Conflicting statements from the Department of Justice and pharmaceutical company Mylan have left many with questions about the settlement between the Justice Department and Mylan over EpiPen Medicaid rebates. Senator Chuck Grassley (R-IA) is demanding more information about the unreleased $465 million settlement, specifically how much states are supposed to receive from the settlement and when and how the Centers for Medicare & Medicaid Services (CMS) warned Mylan that it misclassified EpiPen as a generic. There remain inconsistencies in information about CMS' notification to Mylan on the EpiPen misclassification and about Mylan's settlement with Justice. Mylan announced the $465 million settlement on its website Friday (Oct. 7), but the Justice Department released no information. A Justice Department spokesperson has been quoted as stating, “There is no executed settlement agreement.” A Mylan spokesperson said the Justice Department agreed to the deal, but offered no further explanation for the department's statement. Industry insiders following the settlement reported there is likely a hand-shake deal that hasn’t been formally approved.

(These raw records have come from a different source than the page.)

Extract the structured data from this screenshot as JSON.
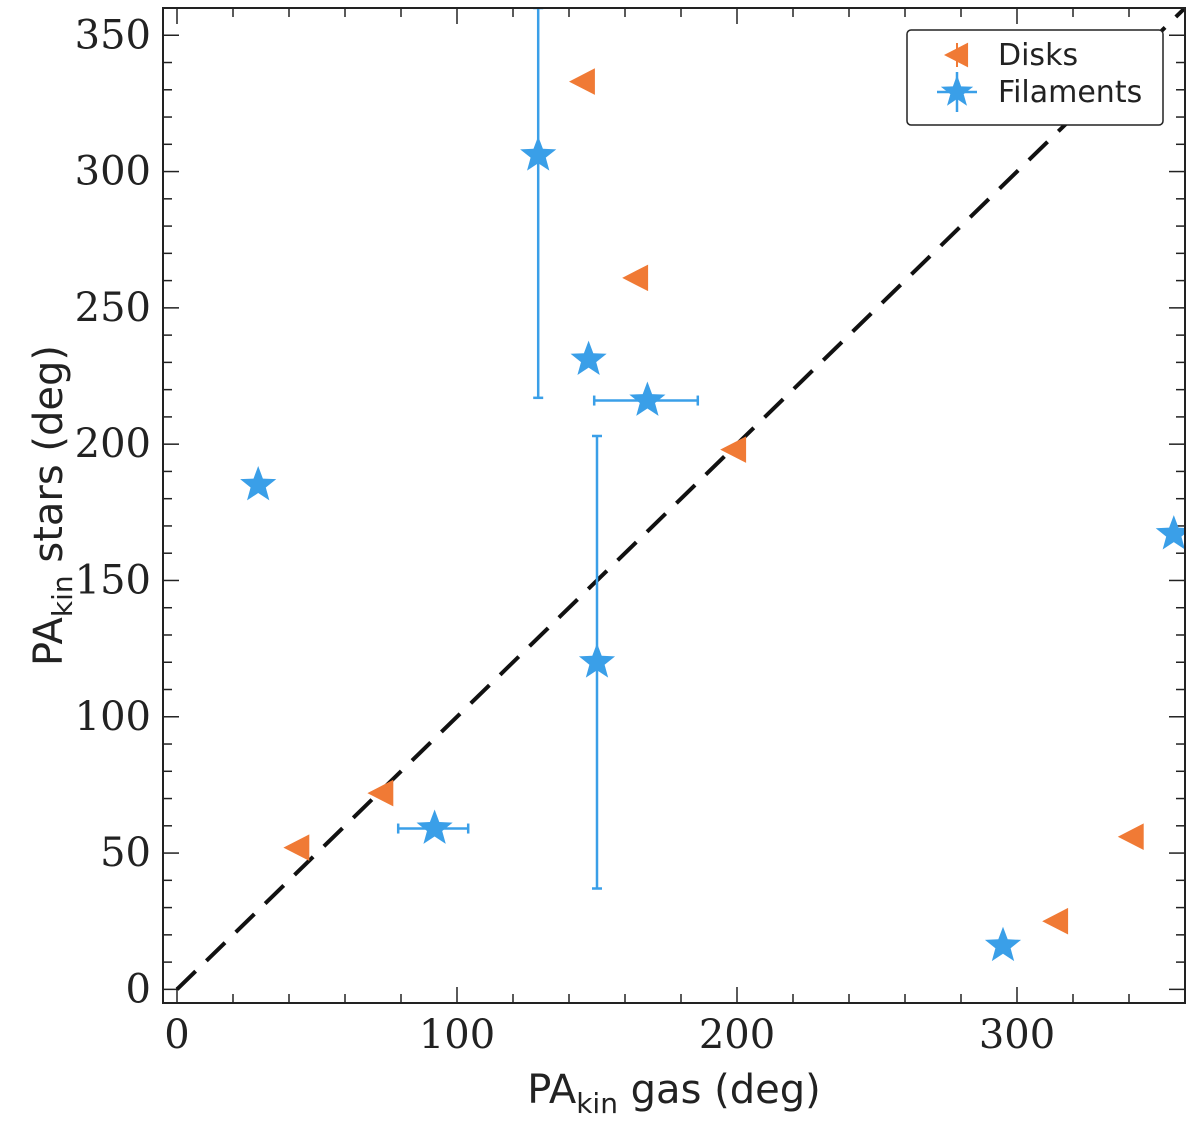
{
  "chart_data": {
    "type": "scatter",
    "xlim": [
      -5,
      360
    ],
    "ylim": [
      -5,
      360
    ],
    "x_ticks_major": [
      0,
      100,
      200,
      300
    ],
    "y_ticks_major": [
      0,
      50,
      100,
      150,
      200,
      250,
      300,
      350
    ],
    "minor_step": 20,
    "y_minor_step": 10,
    "xlabel": {
      "main": "PA",
      "sub": "kin",
      "rest": " gas (deg)"
    },
    "ylabel": {
      "main": "PA",
      "sub": "kin",
      "rest": " stars (deg)"
    },
    "reference_line": {
      "style": "dashed",
      "color": "#111111",
      "from": [
        0,
        0
      ],
      "to": [
        360,
        360
      ]
    },
    "legend": {
      "position": "top-right"
    },
    "series": [
      {
        "name": "Disks",
        "marker": "triangle-left",
        "color": "#f07a35",
        "points": [
          {
            "x": 145,
            "y": 333
          },
          {
            "x": 164,
            "y": 261
          },
          {
            "x": 199,
            "y": 198
          },
          {
            "x": 73,
            "y": 72
          },
          {
            "x": 43,
            "y": 52
          },
          {
            "x": 341,
            "y": 56
          },
          {
            "x": 314,
            "y": 25
          }
        ]
      },
      {
        "name": "Filaments",
        "marker": "star",
        "color": "#3a9fe8",
        "points": [
          {
            "x": 129,
            "y": 306,
            "yerr_low": 217,
            "yerr_high": 360
          },
          {
            "x": 147,
            "y": 231
          },
          {
            "x": 168,
            "y": 216,
            "xerr_low": 149,
            "xerr_high": 186
          },
          {
            "x": 29,
            "y": 185
          },
          {
            "x": 150,
            "y": 120,
            "yerr_low": 37,
            "yerr_high": 203
          },
          {
            "x": 92,
            "y": 59,
            "xerr_low": 79,
            "xerr_high": 104
          },
          {
            "x": 295,
            "y": 16
          },
          {
            "x": 356,
            "y": 167
          }
        ]
      }
    ]
  }
}
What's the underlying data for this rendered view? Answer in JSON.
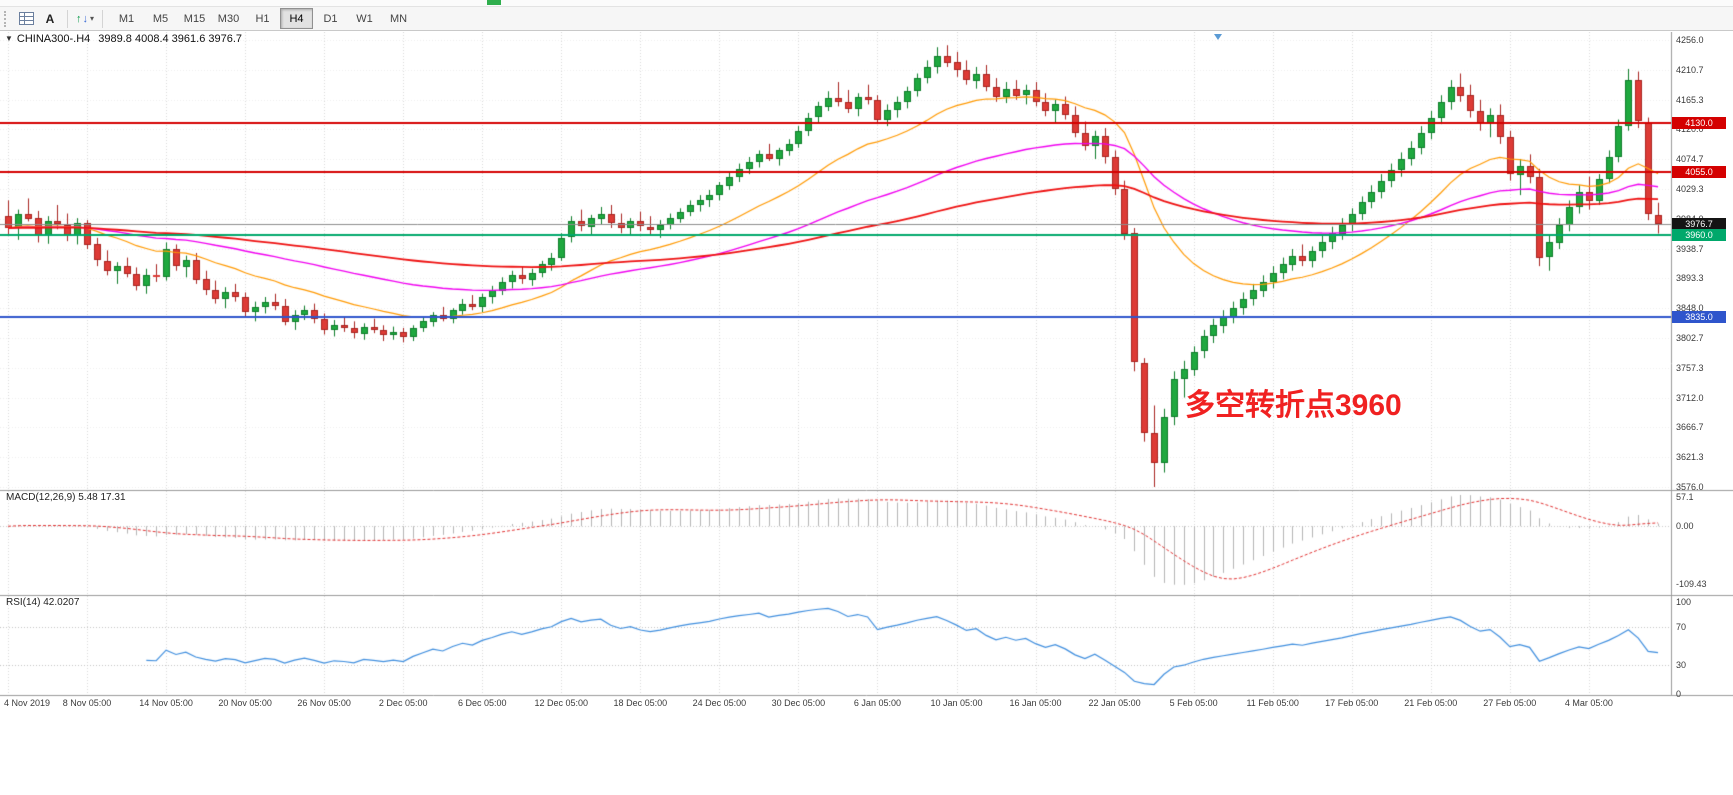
{
  "icons": {
    "symbol_marker": "▼",
    "dropdown_caret": "▾",
    "text_tool": "A",
    "arrow_up": "↑",
    "arrow_down": "↓"
  },
  "toolbar": {
    "timeframes": [
      "M1",
      "M5",
      "M15",
      "M30",
      "H1",
      "H4",
      "D1",
      "W1",
      "MN"
    ],
    "active_timeframe": "H4"
  },
  "chart_data": {
    "type": "candlestick",
    "symbol": "CHINA300-",
    "period": "H4",
    "symbol_period_text": "CHINA300-.H4",
    "ohlc_text": "3989.8 4008.4 3961.6 3976.7",
    "ohlc_current": {
      "open": 3989.8,
      "high": 4008.4,
      "low": 3961.6,
      "close": 3976.7
    },
    "y_range": [
      3576.0,
      4256.0
    ],
    "y_axis_labels": [
      "4256.0",
      "4210.7",
      "4165.3",
      "4120.0",
      "4074.7",
      "4029.3",
      "3984.0",
      "3938.7",
      "3893.3",
      "3848.0",
      "3802.7",
      "3757.3",
      "3712.0",
      "3666.7",
      "3621.3",
      "3576.0"
    ],
    "x_labels": [
      "4 Nov 2019",
      "8 Nov 05:00",
      "14 Nov 05:00",
      "20 Nov 05:00",
      "26 Nov 05:00",
      "2 Dec 05:00",
      "6 Dec 05:00",
      "12 Dec 05:00",
      "18 Dec 05:00",
      "24 Dec 05:00",
      "30 Dec 05:00",
      "6 Jan 05:00",
      "10 Jan 05:00",
      "16 Jan 05:00",
      "22 Jan 05:00",
      "5 Feb 05:00",
      "11 Feb 05:00",
      "17 Feb 05:00",
      "21 Feb 05:00",
      "27 Feb 05:00",
      "4 Mar 05:00"
    ],
    "x_label_every": 8,
    "candles": [
      [
        3988,
        4012,
        3958,
        3970
      ],
      [
        3970,
        3998,
        3952,
        3992
      ],
      [
        3992,
        4015,
        3980,
        3985
      ],
      [
        3985,
        3996,
        3948,
        3958
      ],
      [
        3958,
        3988,
        3946,
        3980
      ],
      [
        3980,
        4005,
        3968,
        3975
      ],
      [
        3975,
        3992,
        3950,
        3960
      ],
      [
        3960,
        3985,
        3945,
        3978
      ],
      [
        3978,
        3982,
        3938,
        3945
      ],
      [
        3945,
        3955,
        3912,
        3920
      ],
      [
        3920,
        3936,
        3898,
        3905
      ],
      [
        3905,
        3918,
        3885,
        3912
      ],
      [
        3912,
        3925,
        3895,
        3900
      ],
      [
        3900,
        3910,
        3875,
        3882
      ],
      [
        3882,
        3908,
        3870,
        3898
      ],
      [
        3898,
        3915,
        3888,
        3895
      ],
      [
        3895,
        3948,
        3890,
        3938
      ],
      [
        3938,
        3945,
        3905,
        3912
      ],
      [
        3912,
        3928,
        3895,
        3922
      ],
      [
        3922,
        3932,
        3885,
        3892
      ],
      [
        3892,
        3905,
        3868,
        3875
      ],
      [
        3875,
        3890,
        3855,
        3862
      ],
      [
        3862,
        3880,
        3848,
        3872
      ],
      [
        3872,
        3885,
        3858,
        3865
      ],
      [
        3865,
        3872,
        3835,
        3842
      ],
      [
        3842,
        3858,
        3828,
        3850
      ],
      [
        3850,
        3865,
        3840,
        3858
      ],
      [
        3858,
        3870,
        3845,
        3852
      ],
      [
        3852,
        3862,
        3822,
        3828
      ],
      [
        3828,
        3845,
        3815,
        3838
      ],
      [
        3838,
        3852,
        3830,
        3845
      ],
      [
        3845,
        3855,
        3825,
        3832
      ],
      [
        3832,
        3840,
        3808,
        3815
      ],
      [
        3815,
        3830,
        3805,
        3822
      ],
      [
        3822,
        3835,
        3812,
        3818
      ],
      [
        3818,
        3828,
        3802,
        3810
      ],
      [
        3810,
        3825,
        3800,
        3820
      ],
      [
        3820,
        3832,
        3810,
        3815
      ],
      [
        3815,
        3822,
        3798,
        3808
      ],
      [
        3808,
        3820,
        3800,
        3812
      ],
      [
        3812,
        3818,
        3796,
        3805
      ],
      [
        3805,
        3822,
        3798,
        3818
      ],
      [
        3818,
        3835,
        3812,
        3828
      ],
      [
        3828,
        3842,
        3820,
        3838
      ],
      [
        3838,
        3850,
        3828,
        3832
      ],
      [
        3832,
        3848,
        3825,
        3845
      ],
      [
        3845,
        3862,
        3838,
        3855
      ],
      [
        3855,
        3868,
        3845,
        3850
      ],
      [
        3850,
        3870,
        3842,
        3865
      ],
      [
        3865,
        3882,
        3855,
        3875
      ],
      [
        3875,
        3895,
        3868,
        3888
      ],
      [
        3888,
        3905,
        3878,
        3898
      ],
      [
        3898,
        3912,
        3885,
        3892
      ],
      [
        3892,
        3908,
        3882,
        3902
      ],
      [
        3902,
        3920,
        3895,
        3915
      ],
      [
        3915,
        3932,
        3905,
        3925
      ],
      [
        3925,
        3962,
        3920,
        3955
      ],
      [
        3955,
        3988,
        3948,
        3980
      ],
      [
        3980,
        3998,
        3965,
        3972
      ],
      [
        3972,
        3990,
        3958,
        3985
      ],
      [
        3985,
        4002,
        3975,
        3992
      ],
      [
        3992,
        4005,
        3970,
        3978
      ],
      [
        3978,
        3992,
        3962,
        3970
      ],
      [
        3970,
        3985,
        3958,
        3980
      ],
      [
        3980,
        3995,
        3965,
        3972
      ],
      [
        3972,
        3988,
        3960,
        3968
      ],
      [
        3968,
        3982,
        3955,
        3975
      ],
      [
        3975,
        3992,
        3968,
        3985
      ],
      [
        3985,
        4000,
        3978,
        3995
      ],
      [
        3995,
        4012,
        3988,
        4005
      ],
      [
        4005,
        4020,
        3995,
        4012
      ],
      [
        4012,
        4028,
        4002,
        4020
      ],
      [
        4020,
        4040,
        4012,
        4035
      ],
      [
        4035,
        4055,
        4028,
        4048
      ],
      [
        4048,
        4068,
        4040,
        4060
      ],
      [
        4060,
        4078,
        4052,
        4070
      ],
      [
        4070,
        4088,
        4062,
        4082
      ],
      [
        4082,
        4098,
        4072,
        4075
      ],
      [
        4075,
        4092,
        4065,
        4088
      ],
      [
        4088,
        4105,
        4080,
        4098
      ],
      [
        4098,
        4125,
        4092,
        4118
      ],
      [
        4118,
        4145,
        4110,
        4138
      ],
      [
        4138,
        4162,
        4130,
        4155
      ],
      [
        4155,
        4178,
        4148,
        4168
      ],
      [
        4168,
        4192,
        4155,
        4162
      ],
      [
        4162,
        4180,
        4145,
        4152
      ],
      [
        4152,
        4175,
        4140,
        4170
      ],
      [
        4170,
        4188,
        4158,
        4165
      ],
      [
        4165,
        4172,
        4128,
        4135
      ],
      [
        4135,
        4158,
        4125,
        4150
      ],
      [
        4150,
        4170,
        4138,
        4162
      ],
      [
        4162,
        4185,
        4152,
        4178
      ],
      [
        4178,
        4205,
        4170,
        4198
      ],
      [
        4198,
        4225,
        4190,
        4215
      ],
      [
        4215,
        4245,
        4205,
        4232
      ],
      [
        4232,
        4248,
        4215,
        4222
      ],
      [
        4222,
        4238,
        4200,
        4210
      ],
      [
        4210,
        4225,
        4188,
        4195
      ],
      [
        4195,
        4215,
        4182,
        4205
      ],
      [
        4205,
        4218,
        4178,
        4185
      ],
      [
        4185,
        4198,
        4162,
        4170
      ],
      [
        4170,
        4192,
        4160,
        4182
      ],
      [
        4182,
        4195,
        4165,
        4172
      ],
      [
        4172,
        4188,
        4158,
        4180
      ],
      [
        4180,
        4192,
        4155,
        4162
      ],
      [
        4162,
        4175,
        4140,
        4148
      ],
      [
        4148,
        4165,
        4130,
        4158
      ],
      [
        4158,
        4170,
        4135,
        4142
      ],
      [
        4142,
        4155,
        4108,
        4115
      ],
      [
        4115,
        4132,
        4088,
        4095
      ],
      [
        4095,
        4118,
        4075,
        4110
      ],
      [
        4110,
        4122,
        4068,
        4078
      ],
      [
        4078,
        4088,
        4020,
        4030
      ],
      [
        4030,
        4042,
        3952,
        3962
      ],
      [
        3962,
        3970,
        3752,
        3765
      ],
      [
        3765,
        3772,
        3645,
        3658
      ],
      [
        3658,
        3700,
        3576,
        3612
      ],
      [
        3612,
        3695,
        3598,
        3682
      ],
      [
        3682,
        3752,
        3670,
        3740
      ],
      [
        3740,
        3768,
        3712,
        3755
      ],
      [
        3755,
        3790,
        3745,
        3782
      ],
      [
        3782,
        3815,
        3772,
        3805
      ],
      [
        3805,
        3832,
        3795,
        3822
      ],
      [
        3822,
        3845,
        3810,
        3835
      ],
      [
        3835,
        3858,
        3825,
        3848
      ],
      [
        3848,
        3872,
        3838,
        3862
      ],
      [
        3862,
        3885,
        3852,
        3875
      ],
      [
        3875,
        3898,
        3865,
        3888
      ],
      [
        3888,
        3912,
        3878,
        3902
      ],
      [
        3902,
        3925,
        3892,
        3915
      ],
      [
        3915,
        3938,
        3905,
        3928
      ],
      [
        3928,
        3945,
        3912,
        3920
      ],
      [
        3920,
        3942,
        3910,
        3935
      ],
      [
        3935,
        3958,
        3925,
        3948
      ],
      [
        3948,
        3972,
        3938,
        3962
      ],
      [
        3962,
        3985,
        3952,
        3975
      ],
      [
        3975,
        4000,
        3965,
        3992
      ],
      [
        3992,
        4018,
        3982,
        4010
      ],
      [
        4010,
        4035,
        4000,
        4025
      ],
      [
        4025,
        4052,
        4015,
        4042
      ],
      [
        4042,
        4068,
        4032,
        4058
      ],
      [
        4058,
        4085,
        4048,
        4075
      ],
      [
        4075,
        4102,
        4065,
        4092
      ],
      [
        4092,
        4125,
        4082,
        4115
      ],
      [
        4115,
        4148,
        4105,
        4138
      ],
      [
        4138,
        4172,
        4128,
        4162
      ],
      [
        4162,
        4195,
        4150,
        4185
      ],
      [
        4185,
        4205,
        4162,
        4172
      ],
      [
        4172,
        4188,
        4138,
        4148
      ],
      [
        4148,
        4165,
        4118,
        4128
      ],
      [
        4128,
        4152,
        4108,
        4142
      ],
      [
        4142,
        4158,
        4098,
        4108
      ],
      [
        4108,
        4118,
        4042,
        4052
      ],
      [
        4052,
        4075,
        4020,
        4065
      ],
      [
        4065,
        4082,
        4038,
        4048
      ],
      [
        4048,
        4060,
        3912,
        3925
      ],
      [
        3925,
        3958,
        3905,
        3948
      ],
      [
        3948,
        3985,
        3938,
        3975
      ],
      [
        3975,
        4012,
        3965,
        4002
      ],
      [
        4002,
        4035,
        3992,
        4025
      ],
      [
        4025,
        4048,
        3998,
        4012
      ],
      [
        4012,
        4052,
        4005,
        4045
      ],
      [
        4045,
        4088,
        4038,
        4078
      ],
      [
        4078,
        4135,
        4070,
        4125
      ],
      [
        4125,
        4212,
        4118,
        4195
      ],
      [
        4195,
        4208,
        4122,
        4132
      ],
      [
        4132,
        4138,
        3982,
        3992
      ],
      [
        3989.8,
        4008.4,
        3961.6,
        3976.7
      ]
    ],
    "moving_averages": [
      {
        "period": 20,
        "color": "#ff9900",
        "width": 1.2
      },
      {
        "period": 55,
        "color": "#f000f0",
        "width": 1.4
      },
      {
        "period": 120,
        "color": "#ee1111",
        "width": 1.8
      }
    ],
    "levels": [
      {
        "price": 4130.0,
        "label": "4130.0",
        "line_color": "#d40000",
        "tag_bg": "#d40000",
        "width": 2,
        "role": "resistance"
      },
      {
        "price": 4055.0,
        "label": "4055.0",
        "line_color": "#d40000",
        "tag_bg": "#d40000",
        "width": 2,
        "role": "resistance"
      },
      {
        "price": 3976.7,
        "label": "3976.7",
        "line_color": "#8c8c8c",
        "tag_bg": "#141414",
        "width": 1,
        "role": "current-price"
      },
      {
        "price": 3960.0,
        "label": "3960.0",
        "line_color": "#00a86b",
        "tag_bg": "#00a86b",
        "width": 2,
        "role": "pivot"
      },
      {
        "price": 3835.0,
        "label": "3835.0",
        "line_color": "#2f55cc",
        "tag_bg": "#2f55cc",
        "width": 2,
        "role": "support"
      }
    ],
    "macd": {
      "header_text": "MACD(12,26,9) 5.48 17.31",
      "fast": 12,
      "slow": 26,
      "signal": 9,
      "main_value": 5.48,
      "signal_value": 17.31,
      "axis_labels": [
        "57.1",
        "0.00",
        "-109.43"
      ],
      "range": [
        -109.43,
        57.1
      ]
    },
    "rsi": {
      "header_text": "RSI(14) 42.0207",
      "period": 14,
      "value": 42.0207,
      "axis_labels": [
        "100",
        "70",
        "30",
        "0"
      ],
      "guides": [
        70,
        30
      ]
    },
    "annotations": [
      {
        "text": "多空转折点3960",
        "color": "#f02121"
      }
    ],
    "colors": {
      "background": "#ffffff",
      "grid": "#d8d8d8",
      "grid_h": "#ededed",
      "candle_up": "#1fa83f",
      "candle_up_stroke": "#0e7d2a",
      "candle_down": "#dd3b36",
      "candle_down_stroke": "#a82420",
      "macd_histogram": "#b4b4b4",
      "macd_signal": "#e03030",
      "rsi_line": "#3f8ede",
      "separator": "#9a9a9a",
      "axis_text": "#3a3a3a"
    }
  }
}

According to Mylan's statement, the company admits no wrongdoing and is negotiating a so-called corporate integrity agreement with the HHS Office of the Inspector General. Also, the Securities and Exchange Commission is seeking “communications with the CMS and documents concerning Mylan products sold and related to the Medicaid Drug Rebate Program,” according to an SEC filing. Mylan says the settlement resolved all potential rebate liability claims by government agencies over the classification of EpiPen as a generic. Sen. Grassley has questioned, however, whether the reported deal fairly treats the states, and suggested that Mylan may have failed to pay more than $700 million to state Medicaid programs over the past five years, which amounts to much more than the $465 million for which Mylan said the Justice Department reportedly settled. Industry officials have said the Justice Department can only agree to the settlement amount for the federal share of Medicaid, so states may separately pursue cases against Mylan for their share. Indeed, National Association of Medicaid Directors Executive Director Matt Salo said Medicaid directors are looking into whether they may bring cases against Mylan over rebates.

Rep. DeLauro to Introduce Drug Pricing Bill

Representative Rose DeLauro(D-CT) announced at a speech in New Haven, CT last Wednesday that she is writing a new measure to “fight back” against rising drug prices and other pharmaceutical issues that have caused recent uproar. The bill, which tracks closely with a policy proposal outlined by presidential candidate Hillary Clinton, will work to create a new intergovernmental Price Review Board that could block drug and medical device price increases, and allow the board to collect data on drug and device pricing and manufacturing costs.  According to a press release from Rep. DeLauro’s office, the board would also be given the power to “take enforcement action against manufacturers that gouge customers with excessive prices.” The measure is “unlikely” to move forward anytime soon.